Data management on eventbuilders
Created by: jorana
Yesterday runs 9236, 9237, 9238 were irrecoverably lost from the event builders. The big question is how it can be that we at some point seem to have lost the data stored on /data/xenonnt_processed
or have somehow passed line 586 in Ajax
.
The reason turned out to be a faulty logic in this line that said that that are less than two hours old should be deleted.
RECONSTRUCTION These are the events that happened (focusing on runs 9236).
"2020-08-31T18:05:47.776Z" - Processing finished
Bootstrax
successfully processed the run and then deleted the live_data at this time which is only done after we have successfully stored all the data (there is a check in set_status_finished
that makes sure the data has been written to disk). Furthermore, one can see from the deleted entries that we have saved .
"2020-08-31T19:.." - Ajax
deletes the 'unregistered' data
The bug was here
7208899 MainThread root clean_unregistered:: found 398 runs stored on/data/xenonnt_processed/. Checking that each is in the runs-database
7209768 MainThread root remove_if_unregistered:: run 9236 is NOT registered in the runDB
7209768 MainThread root No data for 009236 found! Double checking /data/xenonnt_processed/!

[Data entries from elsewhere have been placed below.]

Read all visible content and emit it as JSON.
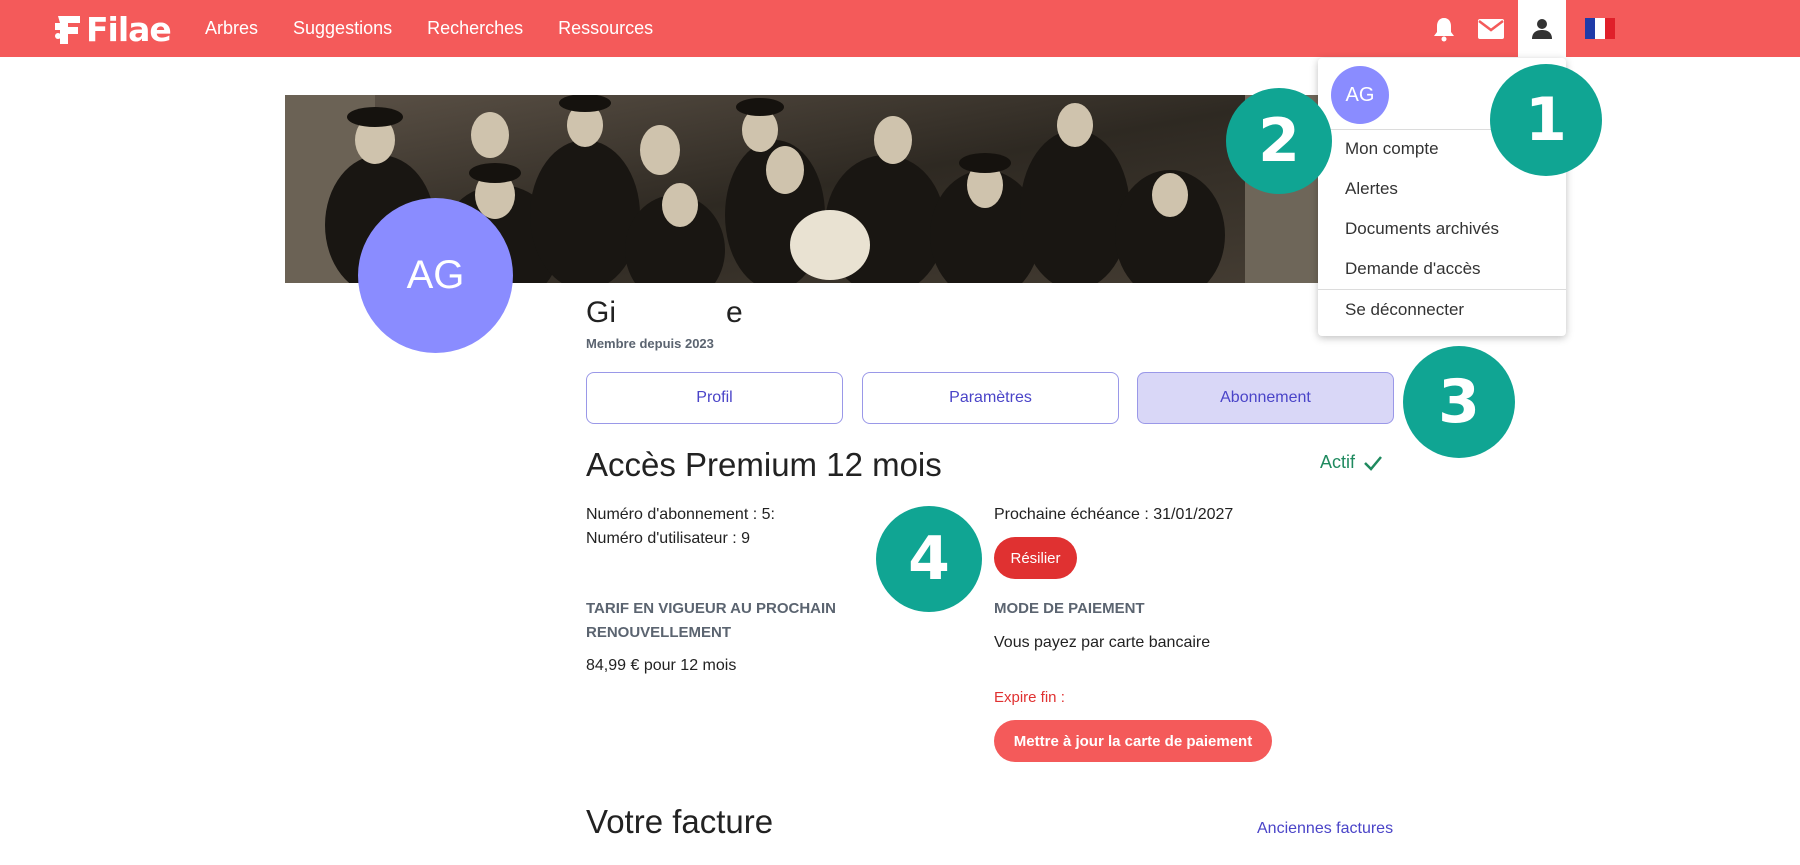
{
  "brand": {
    "name": "Filae",
    "accent": "#f45a5a",
    "primary": "#4a44c8",
    "badge_color": "#10a593"
  },
  "nav": {
    "links": [
      "Arbres",
      "Suggestions",
      "Recherches",
      "Ressources"
    ],
    "icons": [
      "bell-icon",
      "mail-icon",
      "user-icon",
      "french-flag-icon"
    ]
  },
  "profile": {
    "initials": "AG",
    "name_visible_start": "Gi",
    "name_visible_end": "e",
    "member_since": "Membre depuis 2023"
  },
  "tabs": [
    {
      "label": "Profil",
      "selected": false
    },
    {
      "label": "Paramètres",
      "selected": false
    },
    {
      "label": "Abonnement",
      "selected": true
    }
  ],
  "subscription": {
    "title": "Accès Premium 12 mois",
    "status": "Actif",
    "subscription_number": "Numéro d'abonnement : 5:",
    "user_number": "Numéro d'utilisateur : 9",
    "next_due": "Prochaine échéance : 31/01/2027",
    "cancel_label": "Résilier",
    "tariff_heading": "TARIF EN VIGUEUR AU PROCHAIN RENOUVELLEMENT",
    "tariff_value": "84,99 € pour 12 mois",
    "payment_heading": "MODE DE PAIEMENT",
    "payment_text": "Vous payez par carte bancaire",
    "expire_label": "Expire fin :",
    "update_card_label": "Mettre à jour la carte de paiement"
  },
  "invoice": {
    "title": "Votre facture",
    "old_invoices_label": "Anciennes factures"
  },
  "user_menu": {
    "initials": "AG",
    "items": [
      "Mon compte",
      "Alertes",
      "Documents archivés",
      "Demande d'accès"
    ],
    "logout": "Se déconnecter"
  },
  "callouts": [
    "1",
    "2",
    "3",
    "4"
  ]
}
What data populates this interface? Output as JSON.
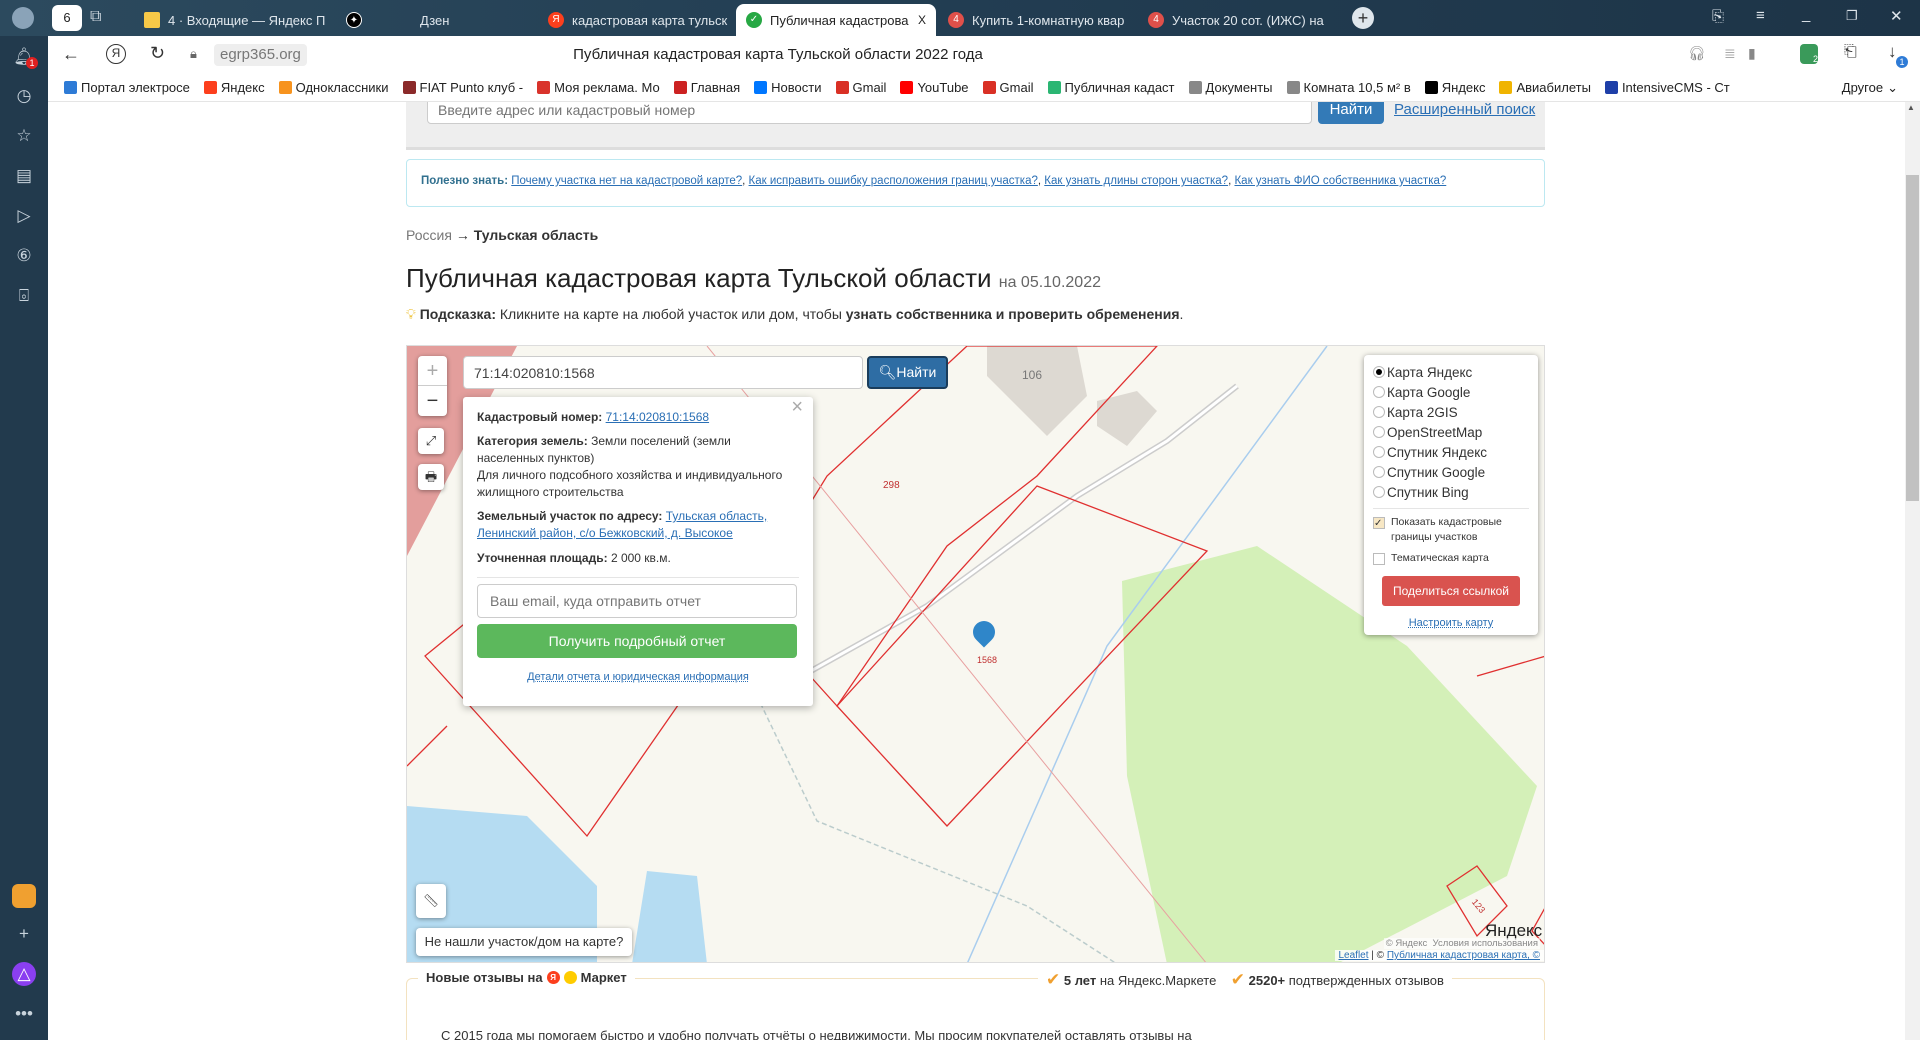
{
  "browser": {
    "tabs": [
      {
        "label": "4 · Входящие — Яндекс П",
        "color": "#f7c948"
      },
      {
        "label": "Дзен",
        "color": "#000000"
      },
      {
        "label": "кадастровая карта тульск",
        "color": "#fc3f1d"
      },
      {
        "label": "Публичная кадастрова",
        "color": "#27a844",
        "active": true
      },
      {
        "label": "Купить 1-комнатную квар",
        "color": "#e0504a"
      },
      {
        "label": "Участок 20 сот. (ИЖС) на",
        "color": "#e0504a"
      }
    ],
    "tab_close": "X",
    "url": "egrp365.org",
    "page_title": "Публичная кадастровая карта Тульской области 2022 года",
    "notification_count": "1",
    "download_count": "1",
    "ext_count": "2",
    "bookmarks": [
      {
        "label": "Портал электросе",
        "color": "#2e7bd6"
      },
      {
        "label": "Яндекс",
        "color": "#fc3f1d"
      },
      {
        "label": "Одноклассники",
        "color": "#f7931e"
      },
      {
        "label": "FIAT Punto клуб -",
        "color": "#8b2a2a"
      },
      {
        "label": "Моя реклама. Мо",
        "color": "#d9332b"
      },
      {
        "label": "Главная",
        "color": "#cc2222"
      },
      {
        "label": "Новости",
        "color": "#0077ff"
      },
      {
        "label": "Gmail",
        "color": "#d93025"
      },
      {
        "label": "YouTube",
        "color": "#ff0000"
      },
      {
        "label": "Gmail",
        "color": "#d93025"
      },
      {
        "label": "Публичная кадаст",
        "color": "#2bb673"
      },
      {
        "label": "Документы",
        "color": "#888888"
      },
      {
        "label": "Комната 10,5 м² в",
        "color": "#888888"
      },
      {
        "label": "Яндекс",
        "color": "#000000"
      },
      {
        "label": "Авиабилеты",
        "color": "#f0b400"
      },
      {
        "label": "IntensiveCMS - Ст",
        "color": "#1e3fa8"
      }
    ],
    "bookmarks_other": "Другое"
  },
  "search": {
    "placeholder": "Введите адрес или кадастровый номер",
    "button": "Найти",
    "advanced": "Расширенный поиск"
  },
  "useful": {
    "label": "Полезно знать:",
    "links": [
      "Почему участка нет на кадастровой карте?",
      "Как исправить ошибку расположения границ участка?",
      "Как узнать длины сторон участка?",
      "Как узнать ФИО собственника участка?"
    ]
  },
  "breadcrumb": {
    "root": "Россия",
    "arrow": "→",
    "current": "Тульская область"
  },
  "heading": {
    "title": "Публичная кадастровая карта Тульской области",
    "date": "на 05.10.2022"
  },
  "hint": {
    "label": "Подсказка:",
    "text": "Кликните на карте на любой участок или дом, чтобы ",
    "bold": "узнать собственника и проверить обременения",
    "end": "."
  },
  "map": {
    "search_value": "71:14:020810:1568",
    "search_button": "Найти",
    "zoom_in": "+",
    "zoom_out": "−",
    "labels": {
      "building": "106",
      "parcel_298": "298",
      "parcel_1568": "1568",
      "parcel_123": "123"
    },
    "popup": {
      "cad_label": "Кадастровый номер:",
      "cad_value": "71:14:020810:1568",
      "cat_label": "Категория земель:",
      "cat_value": "Земли поселений (земли населенных пунктов)",
      "use": "Для личного подсобного хозяйства и индивидуального жилищного строительства",
      "addr_label": "Земельный участок по адресу:",
      "addr_value": "Тульская область, Ленинский район, с/о Бежковский, д. Высокое",
      "area_label": "Уточненная площадь:",
      "area_value": "2 000 кв.м.",
      "email_placeholder": "Ваш email, куда отправить отчет",
      "report_button": "Получить подробный отчет",
      "details_link": "Детали отчета и юридическая информация",
      "close": "×"
    },
    "layers": {
      "options": [
        "Карта Яндекс",
        "Карта Google",
        "Карта 2GIS",
        "OpenStreetMap",
        "Спутник Яндекс",
        "Спутник Google",
        "Спутник Bing"
      ],
      "selected": 0,
      "show_borders": "Показать кадастровые границы участков",
      "thematic": "Тематическая карта",
      "share": "Поделиться ссылкой",
      "configure": "Настроить карту"
    },
    "not_found": "Не нашли участок/дом на карте?",
    "yandex_logo": "Яндекс",
    "attribution_leaflet": "Leaflet",
    "attribution_sep": " | © ",
    "attribution_pkk": "Публичная кадастровая карта, ©",
    "attribution_yandex": "© Яндекс  Условия использования"
  },
  "reviews": {
    "title_pre": "Новые отзывы на",
    "title_post": "Маркет",
    "years_bold": "5 лет",
    "years_text": " на Яндекс.Маркете",
    "count_bold": "2520+",
    "count_text": " подтвержденных отзывов",
    "body": "С 2015 года мы помогаем быстро и удобно получать отчёты о недвижимости. Мы просим покупателей оставлять отзывы на"
  }
}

7209769 MainThread root Cleaning /data/xenonnt_processed/009236-raw_records_nv-rfzvpzj4mf
7209770 MainThread root Cleaning /data/xenonnt_processed/009236-raw_records_aqmon-rfzvpzj4mf
"2020-08-31T20:18:53.934Z" - Ajax
removes entries from runs-database
In the clean_database routine, ajax
notices that this run is stored for >2 h and that processing has finished. For this we check if the data is actually stored on this host on line 586. The corresponding output from ajax
is added below:
10812030 MainThread root Loop finished, take a 3600 s nap
14412139 MainThread root clean_unregistered:: found 396 runs stored on/data/xenonnt_processed/. Checking that each is in the runs-database
14412978 MainThread root clean_abandoned:: No more matches in rundoc
14413442 MainThread root clean_database:: delete entry of data from 9236 at /data/xenonnt_processed/009236-raw_records_aqmon-rfzvpzj4mf as it does not exist
14413442 MainThread root deleting /data/xenonnt_processed/009236-raw_records_aqmon-rfzvpzj4mf finished
14413442 MainThread root changing data field in rundoc
14413442 MainThread root update with {'host': 'eb5.xenon.local', 'type': 'raw_records_aqmon', 'file_count': 36, 'at': datetime.datetime(2020, 8, 31, 20, 18, 53, 934849, tzinfo=<UTC>), 'by': 'eb5.xenon.local.ajax'}
...
"2020-08-31T20:19:05" - Bootstrax
notices that all processed data is now removed and fails the run
Please note that this further substantiates that the processing did occur as needed.